Desarmo la carpa y salgo del lugar buscando donde terminar la noche. La lluvia es desorbitante y se acompaña de relámpagos subversivos. Regreso al quiosco del porteño por refugio. La lluvia se pierde por las pendientes de las calles mientras vuelvo a armar la carpa bajo el tejado que chilla. Me acuesto empapado de sueño.


La mañana es húmeda, la madrugada para ser exacto pues creo estar en algún minuto entre las seis y las siete. Arreglo mis cosas y me voy a andar. Mis zapatillas de correa están destrozadas, la suela desecha se parte en pedazos y los cayos de mis pies pronto empiezan a sentir la suave aspereza del suelo. Los zapateros no pueden hacer mucho por mí, la pega no sirve con la humedad y ninguno de los pares que quisieron regalarme me queda. Recortes de fiambre y pan fresco de ayer consigo para el desayuno sin problemas. Desayuno con preguntas y espero.

Al llegar ayer envié solicitudes de hospedaje en couchsurfing el cual en mis siete meses de viaje no me ha sido funcional. Hoy por primera vez tengo una confirmación: Lizardo se queda. Pasado el mediodía Alejandro me lleva en su moto hasta la ruta donde esperamos a María quien me hospedará en su departamento. Al llegar, Alejandro se presenta primero y le advierte a la chica que me cuide.

—Es medio loco pero es buena gente.

María me ha recibido porque en mi mensaje escribí que viajaba haciendo poesía. Ella es amante de la literatura y las pilas de libros por todas partes son fiel evidencia de su pasión. Estudia agronomía en el instituto y trabaja en la panadería de su papá. Le cuento mi historia de viajero, parte de mis locuras y anécdotas, reímos mientras tomamos mate y me muestra en el dialogo una situación profunda de Argentina. Ahora pertenezco a este espacio geográfico, soy investigador de la vida que en ella circula y de la sociedad que la compone.

La tarde del domingo fuimos a Capiovi donde hay una pequeña cascada de unos 3 metros de altura. Nos vamos en pasola por rutas alternas para evitar cualquier control policial. Atravesamos los monocultivos de yerba mate sobre la tierra colorada de esta zona.  

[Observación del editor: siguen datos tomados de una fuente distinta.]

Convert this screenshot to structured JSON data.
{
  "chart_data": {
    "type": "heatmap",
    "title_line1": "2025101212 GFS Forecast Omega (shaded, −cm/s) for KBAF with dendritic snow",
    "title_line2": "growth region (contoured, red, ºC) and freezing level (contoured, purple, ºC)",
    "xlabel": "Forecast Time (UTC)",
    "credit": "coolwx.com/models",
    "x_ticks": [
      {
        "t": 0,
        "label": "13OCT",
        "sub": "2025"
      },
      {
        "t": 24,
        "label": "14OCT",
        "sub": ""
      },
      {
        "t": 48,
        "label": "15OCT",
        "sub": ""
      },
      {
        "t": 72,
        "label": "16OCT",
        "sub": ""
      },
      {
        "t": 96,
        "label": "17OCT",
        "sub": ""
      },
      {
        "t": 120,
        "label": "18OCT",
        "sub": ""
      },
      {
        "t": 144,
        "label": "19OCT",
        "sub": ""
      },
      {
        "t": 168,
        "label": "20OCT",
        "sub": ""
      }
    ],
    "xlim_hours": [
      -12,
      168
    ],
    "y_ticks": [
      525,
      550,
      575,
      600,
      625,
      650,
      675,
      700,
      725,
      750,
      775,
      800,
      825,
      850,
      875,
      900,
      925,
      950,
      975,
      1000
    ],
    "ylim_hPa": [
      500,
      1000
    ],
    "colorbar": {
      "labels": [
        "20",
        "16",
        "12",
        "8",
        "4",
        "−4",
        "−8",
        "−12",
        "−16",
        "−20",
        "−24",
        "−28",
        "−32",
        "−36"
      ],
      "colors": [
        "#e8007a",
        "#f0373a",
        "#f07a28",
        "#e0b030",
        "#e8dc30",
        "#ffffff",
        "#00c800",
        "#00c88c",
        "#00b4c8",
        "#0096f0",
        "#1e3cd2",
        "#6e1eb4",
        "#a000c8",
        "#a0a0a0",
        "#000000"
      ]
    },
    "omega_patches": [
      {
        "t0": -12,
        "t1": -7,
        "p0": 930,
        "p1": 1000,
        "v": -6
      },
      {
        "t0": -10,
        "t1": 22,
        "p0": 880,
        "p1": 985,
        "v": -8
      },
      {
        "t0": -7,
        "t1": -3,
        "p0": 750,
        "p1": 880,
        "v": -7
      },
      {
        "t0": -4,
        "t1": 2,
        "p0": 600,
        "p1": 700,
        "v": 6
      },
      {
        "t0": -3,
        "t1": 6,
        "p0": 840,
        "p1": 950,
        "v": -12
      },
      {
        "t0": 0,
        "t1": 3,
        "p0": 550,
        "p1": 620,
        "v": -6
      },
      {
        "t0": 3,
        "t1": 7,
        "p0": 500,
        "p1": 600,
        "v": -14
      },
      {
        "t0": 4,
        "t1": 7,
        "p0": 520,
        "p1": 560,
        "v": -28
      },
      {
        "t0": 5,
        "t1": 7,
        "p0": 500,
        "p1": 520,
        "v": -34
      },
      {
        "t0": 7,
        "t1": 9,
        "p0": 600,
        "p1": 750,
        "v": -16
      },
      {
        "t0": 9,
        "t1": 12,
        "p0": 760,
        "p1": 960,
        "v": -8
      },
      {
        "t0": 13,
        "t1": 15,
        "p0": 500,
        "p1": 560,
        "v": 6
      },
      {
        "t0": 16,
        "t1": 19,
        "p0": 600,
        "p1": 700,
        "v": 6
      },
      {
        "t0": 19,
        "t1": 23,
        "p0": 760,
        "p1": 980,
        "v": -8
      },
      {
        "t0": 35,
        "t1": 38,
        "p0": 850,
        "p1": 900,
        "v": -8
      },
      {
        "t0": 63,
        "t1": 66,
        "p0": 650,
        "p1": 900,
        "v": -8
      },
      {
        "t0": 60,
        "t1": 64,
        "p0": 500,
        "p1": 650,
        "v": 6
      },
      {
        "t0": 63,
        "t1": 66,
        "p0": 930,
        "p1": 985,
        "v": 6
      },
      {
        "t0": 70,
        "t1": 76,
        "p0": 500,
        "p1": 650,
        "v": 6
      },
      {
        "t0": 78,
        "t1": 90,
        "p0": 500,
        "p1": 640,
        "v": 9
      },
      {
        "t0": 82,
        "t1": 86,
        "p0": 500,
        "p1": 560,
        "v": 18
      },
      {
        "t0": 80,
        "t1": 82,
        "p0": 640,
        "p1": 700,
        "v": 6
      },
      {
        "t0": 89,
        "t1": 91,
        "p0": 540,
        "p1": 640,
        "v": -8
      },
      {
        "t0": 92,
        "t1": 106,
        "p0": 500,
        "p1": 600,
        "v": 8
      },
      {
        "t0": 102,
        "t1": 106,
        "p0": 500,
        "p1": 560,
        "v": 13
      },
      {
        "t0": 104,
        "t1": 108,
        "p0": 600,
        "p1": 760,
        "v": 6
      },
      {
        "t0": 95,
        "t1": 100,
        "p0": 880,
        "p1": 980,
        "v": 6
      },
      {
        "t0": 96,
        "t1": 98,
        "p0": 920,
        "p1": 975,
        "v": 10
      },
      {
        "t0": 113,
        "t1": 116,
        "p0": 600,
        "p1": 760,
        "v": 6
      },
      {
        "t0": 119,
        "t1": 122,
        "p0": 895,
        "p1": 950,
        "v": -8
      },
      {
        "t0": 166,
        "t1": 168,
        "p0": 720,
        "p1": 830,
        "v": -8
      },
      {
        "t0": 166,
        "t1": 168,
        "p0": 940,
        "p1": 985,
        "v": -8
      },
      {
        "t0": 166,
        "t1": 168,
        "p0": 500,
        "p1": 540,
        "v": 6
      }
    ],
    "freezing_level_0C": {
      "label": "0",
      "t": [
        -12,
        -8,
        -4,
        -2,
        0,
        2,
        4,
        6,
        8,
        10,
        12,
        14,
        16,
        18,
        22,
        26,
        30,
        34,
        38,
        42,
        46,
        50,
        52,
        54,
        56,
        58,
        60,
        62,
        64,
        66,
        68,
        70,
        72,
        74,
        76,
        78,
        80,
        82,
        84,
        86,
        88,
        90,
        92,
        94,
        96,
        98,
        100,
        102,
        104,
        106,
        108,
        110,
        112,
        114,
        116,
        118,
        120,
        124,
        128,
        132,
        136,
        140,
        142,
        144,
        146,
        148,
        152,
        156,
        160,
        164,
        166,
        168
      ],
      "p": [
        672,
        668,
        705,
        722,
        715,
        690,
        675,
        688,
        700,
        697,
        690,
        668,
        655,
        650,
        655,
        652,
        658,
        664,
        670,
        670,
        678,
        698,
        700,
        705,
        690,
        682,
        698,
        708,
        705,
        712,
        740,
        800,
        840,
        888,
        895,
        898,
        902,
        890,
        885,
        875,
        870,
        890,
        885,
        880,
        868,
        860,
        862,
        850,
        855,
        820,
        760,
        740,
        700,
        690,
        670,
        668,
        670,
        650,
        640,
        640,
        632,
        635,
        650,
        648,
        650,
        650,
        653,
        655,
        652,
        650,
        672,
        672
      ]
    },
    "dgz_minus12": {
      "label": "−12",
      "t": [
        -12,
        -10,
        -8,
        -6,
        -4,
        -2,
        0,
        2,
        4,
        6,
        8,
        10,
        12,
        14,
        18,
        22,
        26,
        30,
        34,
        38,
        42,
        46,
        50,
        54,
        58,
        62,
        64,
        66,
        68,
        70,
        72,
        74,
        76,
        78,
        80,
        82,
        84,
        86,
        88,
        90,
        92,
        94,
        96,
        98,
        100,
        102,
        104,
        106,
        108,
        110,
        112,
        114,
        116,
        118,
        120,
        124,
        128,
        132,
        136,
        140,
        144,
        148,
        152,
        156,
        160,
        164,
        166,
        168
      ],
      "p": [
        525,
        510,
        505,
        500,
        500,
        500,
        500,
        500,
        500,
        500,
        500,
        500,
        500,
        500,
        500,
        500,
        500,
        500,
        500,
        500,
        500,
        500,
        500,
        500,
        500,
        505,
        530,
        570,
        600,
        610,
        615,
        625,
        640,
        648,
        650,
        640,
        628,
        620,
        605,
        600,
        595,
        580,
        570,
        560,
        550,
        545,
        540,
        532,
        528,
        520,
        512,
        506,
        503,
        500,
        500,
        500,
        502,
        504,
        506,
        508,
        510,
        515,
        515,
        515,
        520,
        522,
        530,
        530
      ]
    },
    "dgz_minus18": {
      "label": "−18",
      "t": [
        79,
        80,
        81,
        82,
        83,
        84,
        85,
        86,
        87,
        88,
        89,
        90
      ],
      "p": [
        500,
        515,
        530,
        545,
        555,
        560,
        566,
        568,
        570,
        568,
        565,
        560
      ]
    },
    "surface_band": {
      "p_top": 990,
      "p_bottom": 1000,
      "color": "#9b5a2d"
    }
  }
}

Los monocultivos de Pino y Yerba Mate son comunes en la provincia de Misiones


—No hables al llegar—me dice María. La entrada cuesta menos si eres estudiante.
Caminamos por las escaleras de madera y llegamos al lugar. Ella se queda sobre unas rocas y yo me dispongo  a nadar en las piscinas naturales con la pantaloneta que dejó algún turista en un hotel de Potosí.

Algunas personas se están lanzando y de forma tácita me invitan a intentarlo. Llego hasta al borde viendo la mansa plancha de agua que me aguarda. Sobre la roca un vértigo inoportuno me abraza y la falta de osadía me retiene. Una voz valiente me advierte que me lance lejos de las rocas y sin quedarse en la advertencia se lanza mostrándome con el ejemplo lo que debo hacer.

Analizo la ejecución del salto mientras evito los pensamientos de partirme el cráneo. María me alienta con las manos en alto. Otro chico se lanza sin preámbulos ni absurdas meditaciones, perfora el agua, pasa el tiempo, emerge.

Respiro profundo y me arrojo al vacío, pocos metros comparados con los tantos kilómetros que ya he recorrido. La gravedad me convierte en su presa, me empuja abajo, acelera mi masa, aumenta mi momento lineal. He caminado desde un pueblo a otro, kilómetros enteros llevando el peso de la mochila en los hombros, tome la siesta al lado de la carretera sobre pasto pero nada de ello tuvo la adrenalina de la caída libre, breve pero contundente. Mi cuerpo atraviesa el agua como la aguja al brazo, desacelero, la fuerza boyante toma el control, toco el suelo, salto, emerjo y con el agua cubriéndome la cara grito: “otra vez”.

Estos pequeños momentos de locura extrema, del límite de mis capacidades son la chispa de la bujía que mantiene en movimiento el enorme motor de todos los actos que llevo a cabo día a día.
Una intensa lluvia nos obliga a esperar antes de poder emprender nuestro viaje de regreso sobre las tierras coloradas húmedas. Escampa y volvemos.

María y yo esperando que la lluvia escampe.

Esa noche nos visita un amigo de María. Me duele el oído y le preguntó a María si tiene alguna pastilla.

—Con alcohol se cura—me recomienda el amigo.

—¿Cuál alcohol? ¿Cerveza o algo más fuerte?

—El de las heridas. Échalo en la oreja, cuando oigas el reventar de una burbuja, giras la cabeza.

—¿Seguro?

—Sí, es muy efectivo.

Si él lo dice, ha de ser cierto. Me quedó ardiendo el oído por tres días.